GAAP EPS came in at $0.38, just below the $0.39 consensus. Revenue of $1.07B trailed expectations of $1.14B. Average revenue per user fell to $157 from $191 in the prior quarter.
Transaction-based revenue declined to $623M from $776M in Q4. Crypto revenue dropped 47% Y/Y to $134M, while options revenue rose 8% to $250M and equities revenue jumped 46% to $82M.
Robinhood also raised its 2026 combined adjusted operating expense and share-based compensation guidance to $2.7B–$2.825B, above prior guidance and consensus.
“Our work for Trump accounts is contracted on a cost plus basis with a small margin, so we expect revenues to exceed costs,” the company said.
Investment manager Ross Gerber of Gerber Kawasaki said Robinhood only makes money “when you gamble and lose on.... stock options, crypto and betting. This is a gambling app, nothing more. They make money when you lose.”
Among other active stocks, Seagate Technology (STX) and NXP Semiconductors (NXPI) are surging post-earnings.
On Seagate, Morgan Stanley analyst Erik Woodring said, “For the third quarter in a row, our prior bull case is becoming our new base case for STX, as pricing, gross margins and earnings power continue to exceed our above-Street forecasts.”
On NXP, Morgan Stanley analyst Joseph Moore said the company provided the confidence and clarity needed to support its long-term story, citing “new data center disclosure, broader analog momentum and continued design win ramps.”
Oil prices are moving higher on expectations of a prolonged Middle East bottleneck. Stronger-than-expected U.S. economic data — adding demand to an already constrained market — is also supporting the move.
The United States Oil Fund ETF (USO) rallied to its highest level since July 2015.
President Donald Trump pressed Iran to “get smart soon” after reportedly telling aides to prepare for an extended blockade of the country’s key port infrastructure.
The decision to maintain the blockade is seen as a lower-risk alternative to resuming bombing or abandoning negotiations altogether, the Wall Street Journal reported.

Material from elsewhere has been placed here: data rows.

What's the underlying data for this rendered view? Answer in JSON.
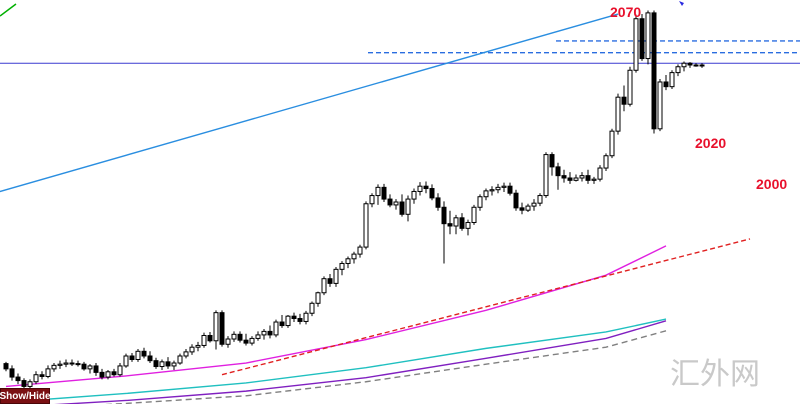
{
  "chart_data": {
    "type": "candlestick",
    "ylim": [
      1400,
      2090
    ],
    "candles": [
      [
        1469,
        1472,
        1456,
        1460
      ],
      [
        1460,
        1466,
        1440,
        1446
      ],
      [
        1446,
        1452,
        1434,
        1440
      ],
      [
        1440,
        1444,
        1424,
        1430
      ],
      [
        1430,
        1442,
        1426,
        1438
      ],
      [
        1438,
        1456,
        1434,
        1450
      ],
      [
        1450,
        1456,
        1442,
        1447
      ],
      [
        1447,
        1466,
        1444,
        1460
      ],
      [
        1460,
        1470,
        1455,
        1466
      ],
      [
        1466,
        1474,
        1460,
        1468
      ],
      [
        1468,
        1476,
        1463,
        1470
      ],
      [
        1470,
        1476,
        1465,
        1469
      ],
      [
        1469,
        1474,
        1464,
        1468
      ],
      [
        1468,
        1472,
        1457,
        1460
      ],
      [
        1460,
        1468,
        1452,
        1465
      ],
      [
        1465,
        1470,
        1448,
        1454
      ],
      [
        1454,
        1460,
        1442,
        1446
      ],
      [
        1446,
        1458,
        1442,
        1455
      ],
      [
        1455,
        1460,
        1447,
        1450
      ],
      [
        1450,
        1470,
        1447,
        1465
      ],
      [
        1465,
        1486,
        1462,
        1482
      ],
      [
        1482,
        1487,
        1472,
        1476
      ],
      [
        1476,
        1494,
        1472,
        1490
      ],
      [
        1490,
        1496,
        1478,
        1482
      ],
      [
        1482,
        1490,
        1470,
        1474
      ],
      [
        1474,
        1479,
        1460,
        1464
      ],
      [
        1464,
        1476,
        1458,
        1472
      ],
      [
        1472,
        1480,
        1460,
        1465
      ],
      [
        1465,
        1474,
        1458,
        1470
      ],
      [
        1470,
        1486,
        1467,
        1482
      ],
      [
        1482,
        1494,
        1478,
        1489
      ],
      [
        1489,
        1502,
        1484,
        1497
      ],
      [
        1497,
        1506,
        1490,
        1500
      ],
      [
        1500,
        1522,
        1496,
        1517
      ],
      [
        1517,
        1523,
        1505,
        1508
      ],
      [
        1508,
        1560,
        1493,
        1556
      ],
      [
        1556,
        1560,
        1498,
        1502
      ],
      [
        1502,
        1516,
        1496,
        1511
      ],
      [
        1511,
        1524,
        1506,
        1519
      ],
      [
        1519,
        1524,
        1505,
        1509
      ],
      [
        1509,
        1520,
        1500,
        1504
      ],
      [
        1504,
        1516,
        1500,
        1512
      ],
      [
        1512,
        1524,
        1508,
        1518
      ],
      [
        1518,
        1528,
        1510,
        1524
      ],
      [
        1524,
        1534,
        1512,
        1518
      ],
      [
        1518,
        1544,
        1514,
        1540
      ],
      [
        1540,
        1552,
        1530,
        1534
      ],
      [
        1534,
        1552,
        1530,
        1550
      ],
      [
        1550,
        1556,
        1540,
        1546
      ],
      [
        1546,
        1554,
        1536,
        1541
      ],
      [
        1541,
        1559,
        1536,
        1555
      ],
      [
        1555,
        1575,
        1550,
        1572
      ],
      [
        1572,
        1592,
        1566,
        1590
      ],
      [
        1590,
        1618,
        1586,
        1614
      ],
      [
        1614,
        1622,
        1600,
        1606
      ],
      [
        1606,
        1634,
        1600,
        1630
      ],
      [
        1630,
        1644,
        1620,
        1640
      ],
      [
        1640,
        1652,
        1632,
        1648
      ],
      [
        1648,
        1660,
        1640,
        1656
      ],
      [
        1656,
        1672,
        1650,
        1668
      ],
      [
        1668,
        1746,
        1664,
        1742
      ],
      [
        1742,
        1760,
        1736,
        1756
      ],
      [
        1756,
        1775,
        1740,
        1770
      ],
      [
        1770,
        1776,
        1745,
        1750
      ],
      [
        1750,
        1758,
        1736,
        1740
      ],
      [
        1740,
        1750,
        1732,
        1745
      ],
      [
        1745,
        1758,
        1720,
        1724
      ],
      [
        1724,
        1756,
        1712,
        1750
      ],
      [
        1750,
        1768,
        1742,
        1763
      ],
      [
        1763,
        1779,
        1756,
        1772
      ],
      [
        1772,
        1780,
        1760,
        1768
      ],
      [
        1768,
        1775,
        1748,
        1752
      ],
      [
        1752,
        1760,
        1730,
        1736
      ],
      [
        1736,
        1746,
        1640,
        1708
      ],
      [
        1708,
        1730,
        1690,
        1704
      ],
      [
        1704,
        1723,
        1690,
        1718
      ],
      [
        1718,
        1726,
        1696,
        1700
      ],
      [
        1700,
        1715,
        1688,
        1710
      ],
      [
        1710,
        1740,
        1706,
        1736
      ],
      [
        1736,
        1758,
        1730,
        1754
      ],
      [
        1754,
        1768,
        1748,
        1764
      ],
      [
        1764,
        1772,
        1756,
        1766
      ],
      [
        1766,
        1776,
        1760,
        1770
      ],
      [
        1770,
        1778,
        1762,
        1772
      ],
      [
        1772,
        1778,
        1756,
        1760
      ],
      [
        1760,
        1766,
        1730,
        1735
      ],
      [
        1735,
        1744,
        1724,
        1731
      ],
      [
        1731,
        1742,
        1728,
        1738
      ],
      [
        1738,
        1750,
        1730,
        1743
      ],
      [
        1743,
        1760,
        1738,
        1756
      ],
      [
        1756,
        1830,
        1752,
        1826
      ],
      [
        1826,
        1830,
        1790,
        1805
      ],
      [
        1805,
        1812,
        1766,
        1790
      ],
      [
        1790,
        1800,
        1778,
        1786
      ],
      [
        1786,
        1796,
        1776,
        1782
      ],
      [
        1782,
        1792,
        1780,
        1786
      ],
      [
        1786,
        1796,
        1780,
        1790
      ],
      [
        1790,
        1800,
        1776,
        1782
      ],
      [
        1782,
        1788,
        1776,
        1784
      ],
      [
        1784,
        1808,
        1780,
        1803
      ],
      [
        1803,
        1828,
        1798,
        1824
      ],
      [
        1824,
        1870,
        1820,
        1866
      ],
      [
        1866,
        1930,
        1860,
        1924
      ],
      [
        1924,
        1944,
        1900,
        1912
      ],
      [
        1912,
        1976,
        1908,
        1970
      ],
      [
        1970,
        2065,
        1966,
        2058
      ],
      [
        2058,
        2066,
        1986,
        1990
      ],
      [
        1990,
        2072,
        1980,
        2068
      ],
      [
        2068,
        2072,
        1862,
        1870
      ],
      [
        1870,
        1955,
        1866,
        1950
      ],
      [
        1950,
        1962,
        1936,
        1942
      ],
      [
        1942,
        1970,
        1938,
        1966
      ],
      [
        1966,
        1980,
        1960,
        1976
      ],
      [
        1976,
        1985,
        1968,
        1982
      ],
      [
        1982,
        1984,
        1974,
        1979
      ],
      [
        1979,
        1982,
        1976,
        1978
      ],
      [
        1978,
        1982,
        1974,
        1979
      ]
    ],
    "horizontal_lines": [
      {
        "price": 1982,
        "color": "#3a3ad0",
        "style": "solid"
      },
      {
        "price": 2020,
        "color": "#2a6de0",
        "style": "dashed",
        "label": "2020"
      },
      {
        "price": 2000,
        "color": "#2a6de0",
        "style": "dashed",
        "label": "2000"
      }
    ],
    "top_label": "2070",
    "moving_averages": [
      {
        "color": "#e020e0",
        "style": "solid",
        "points": [
          [
            0,
            1430
          ],
          [
            20,
            1448
          ],
          [
            40,
            1470
          ],
          [
            60,
            1510
          ],
          [
            80,
            1560
          ],
          [
            100,
            1620
          ],
          [
            110,
            1670
          ]
        ]
      },
      {
        "color": "#20c0c0",
        "style": "solid",
        "points": [
          [
            0,
            1403
          ],
          [
            20,
            1418
          ],
          [
            40,
            1436
          ],
          [
            60,
            1462
          ],
          [
            80,
            1495
          ],
          [
            100,
            1523
          ],
          [
            110,
            1545
          ]
        ]
      },
      {
        "color": "#8020c0",
        "style": "solid",
        "points": [
          [
            0,
            1394
          ],
          [
            20,
            1406
          ],
          [
            40,
            1422
          ],
          [
            60,
            1445
          ],
          [
            80,
            1478
          ],
          [
            100,
            1512
          ],
          [
            110,
            1542
          ]
        ]
      },
      {
        "color": "#808080",
        "style": "dashed",
        "points": [
          [
            0,
            1389
          ],
          [
            20,
            1401
          ],
          [
            40,
            1414
          ],
          [
            60,
            1438
          ],
          [
            80,
            1468
          ],
          [
            100,
            1497
          ],
          [
            110,
            1525
          ]
        ]
      }
    ],
    "trendlines": [
      {
        "color": "#2a8ee0",
        "style": "solid",
        "from": [
          -2,
          1760
        ],
        "to": [
          102,
          2066
        ]
      },
      {
        "color": "#e02020",
        "style": "dashed",
        "from": [
          36,
          1450
        ],
        "to": [
          124,
          1682
        ]
      }
    ]
  },
  "labels": {
    "top": "2070",
    "level_2020": "2020",
    "level_2000": "2000",
    "watermark": "汇外网",
    "show_hide": "Show/Hide"
  },
  "colors": {
    "bull": "#ffffff",
    "bear": "#000000",
    "label": "#e8102c"
  }
}
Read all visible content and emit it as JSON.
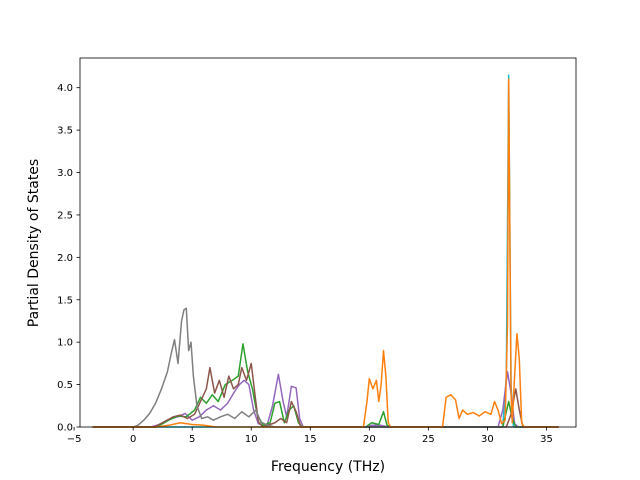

Trump said Iran’s offer to reopen the Strait of Hormuz while postponing nuclear talks showed Tehran was not negotiating in good faith.
“Iran can't get their act together,” Trump posted overnight on Truth Social. “They don't know how to sign a nonnuclear deal. They better get smart soon!”
An extended blockade would likely keep energy markets on edge, with traders watching closely for any disruption tied to the Strait of Hormuz — a key chokepoint for global oil flows.
As Bloomberg columnist Javier Blas noted, one trader quipped that markets were expecting “TACO” — Trump Always Chickens Out — but are instead getting “NACHO” — Not A Chance Hormuz Opens.
Ahead of this afternoon’s Fed decision, the Senate Committee on Banking, Housing and Urban Affairs advanced Kevin Warsh’s nomination for Federal Reserve chair to a full Senate vote, where he is widely expected to be confirmed.
The committee approved the nomination 13–11 along party lines.
The vote puts Warsh on track to be confirmed before Jerome Powell’s term as Fed chair ends on May 15, making today’s FOMC meeting likely the last one Powell will lead as chair. His term as a Fed governor, however, runs for two more years.
And in other news of note, Disney (DIS) has reportedly decided against spinning off ESPN and will keep the sports network within its portfolio, Business Insider reports.
The decision comes as Josh D’Amaro prepares to assume leadership from Bob Iger. Keeping ESPN in-house is seen as supporting Disney’s broader pivot to streaming, with the network continuing to be offered across cable and streaming platforms, including bundled packages with Hulu+ and Disney+.
ESPN was once a major profit engine for Disney but has faced subscriber declines amid cord-cutting. While Iger publicly described ESPN as a core asset, discussions had emerged over whether separating the network could unlock value.